Whether I found shooting days successful or disappointments, I wanted to understand the circumstances behind those moments. It was especially important to identify those things that worked to my benefit. I also wanted to learn what to avoid.
To do this, I would write in my journal as soon after a shooting session as possible. It was important for me to do this even before looking at the photographs. I didn’t want my judgment of the photographs to influence my journal entry.
I was quickly able to identify the obvious avoidable obstacles including not checking my equipment the night before, not wearing comfortable shoes, being unfamiliar with a new camera or shooting while hungry. However, it was entries about fear and insecurity that provided me the greatest insight.
It was moments when I felt fear or anxiety about a shoot that could really poison my time with a camera. If I felt that things weren’t going well, I would grow impatient and frustrated which only made matters worse. And if I began comparing myself to other photographers, I was really diving head first down the rabbit hole.
By writing and later rereading my journal entries I was able to recognize those moments and how they negatively impacted my ability to be creative. So, when the moments would arise again, as they inevitably would, I would remember to take a step back and regroup.
One the days when I felt things were firing on all cylinders, I would feel that I was completely in the moment. I wasn’t making judgments about things that happened the day or even minutes before. Neither would I fixate on things that hadn’t happened yet. I was fully in the now carefully observing my subject and scene for light, shadow, line and shape and gesture. I was deriving pleasure just from the practice of seeing. It was less about whether I had nailed the photograph and more about whether I was enjoying myself.
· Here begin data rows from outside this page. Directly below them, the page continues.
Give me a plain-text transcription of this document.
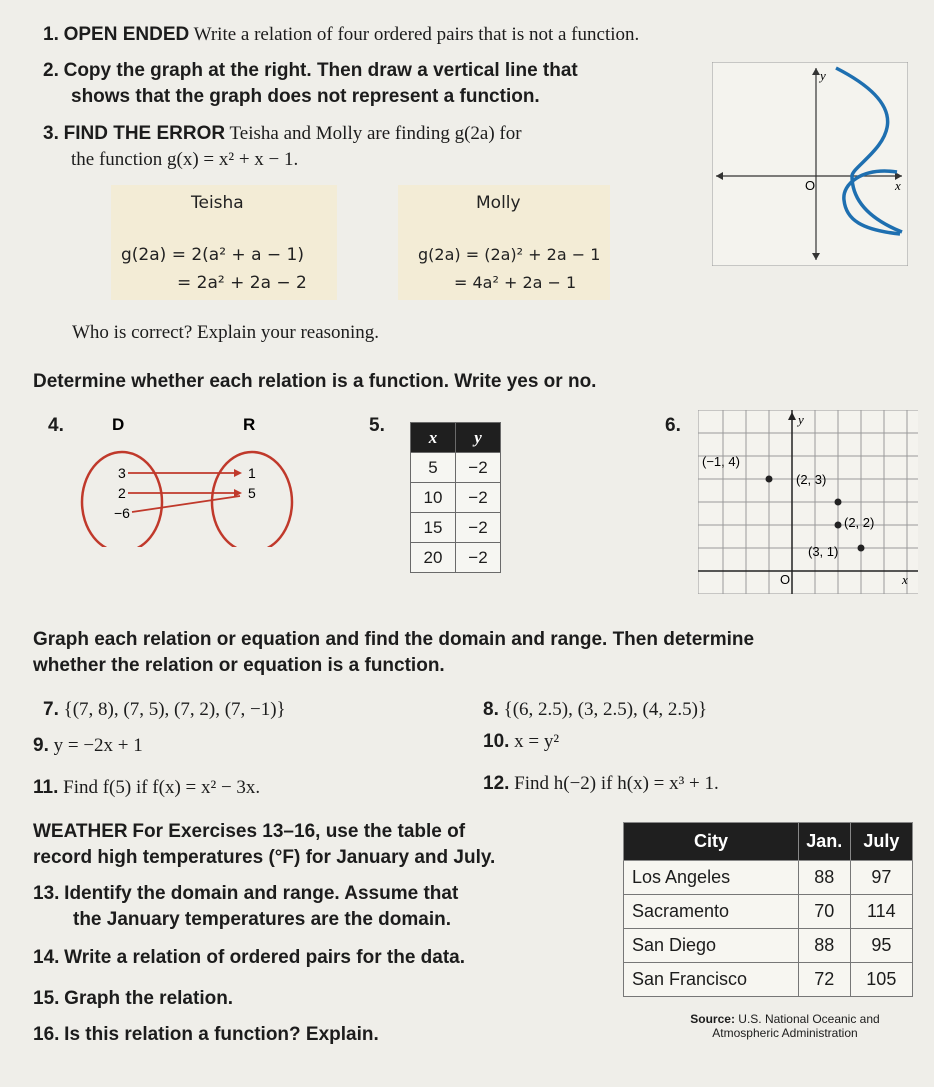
1. OPEN ENDED Write a relation of four ordered pairs that is not a function.
2. Copy the graph at the right. Then draw a vertical line that
shows that the graph does not represent a function.
3. FIND THE ERROR Teisha and Molly are finding g(2a) for
the function g(x) = x² + x − 1.
y
x
O
Teisha
g(2a) = 2(a² + a − 1)
= 2a² + 2a − 2
Molly
g(2a) = (2a)² + 2a − 1
= 4a² + 2a − 1
Who is correct? Explain your reasoning.
Determine whether each relation is a function. Write yes or no.
4.	D	R
3
2
−6
1
5
5.
x	y
5	−2
10	−2
15	−2
20	−2
6.	y
x
O
(−1, 4)
(2, 3)
(2, 2)
(3, 1)
Graph each relation or equation and find the domain and range. Then determine
whether the relation or equation is a function.
7. {(7, 8), (7, 5), (7, 2), (7, −1)}	8. {(6, 2.5), (3, 2.5), (4, 2.5)}
9. y = −2x + 1	10. x = y²
11. Find f(5) if f(x) = x² − 3x.	12. Find h(−2) if h(x) = x³ + 1.
WEATHER For Exercises 13–16, use the table of
record high temperatures (°F) for January and July.
13. Identify the domain and range. Assume that
the January temperatures are the domain.
14. Write a relation of ordered pairs for the data.
15. Graph the relation.
16. Is this relation a function? Explain.
City	Jan.	July
Los Angeles	88	97
Sacramento	70	114
San Diego	88	95
San Francisco	72	105
Source: U.S. National Oceanic and
Atmospheric Administration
When things weren’t going the way that I would like, I was often preoccupied with things from the past. I might be unhappy that a job fell through or that check that I had expected didn’t arrive in the mail. Or I was anxious about some future situation such as whether a stranger I wanted to photograph would angrily reject me or that the whole day of shooting would be a wash. So much of what sabotaged those shooting sessions were in my head and writing in my journal clearly identified that.
Recognizing how it felt when things were going well and when they were off and why proved invaluable to me. When things were going wrong, I used tools like breathing exercises or simply taking a break to put me in a better state of mind. Rather than trying to force things, I learned how to shift my perspective and take the kind of actions that were necessary for me to have a better experience.
What I didn’t allow my journal to become was a diary where I would repeatedly lament how I sucked or how I felt I wasn’t improving. Reading enough of those entries got old quickly. What was important to me was to learn how to recognize those feelings and take actions that helped me to change them. Over time, my photography sessions were judged less on whether the images succeeded or failed, but rather how good of an experience it was making the photographs.
Though I initially started my photo journal, using a Moleskine journal, I eventually began using an app called DayOne, which I can use across platforms (computer, phone or tablet). It makes it readily accessible to me, especially since I want to begin writing as soon as I have finished shooting. An added bonus is that I can include images from the day’s shoot to have as a reference, which I often produce using my cell phone.
As photography has progressively become less about the technical and more about a create a state of mind, my journal continues to be one of the greatest resources in my tool chest.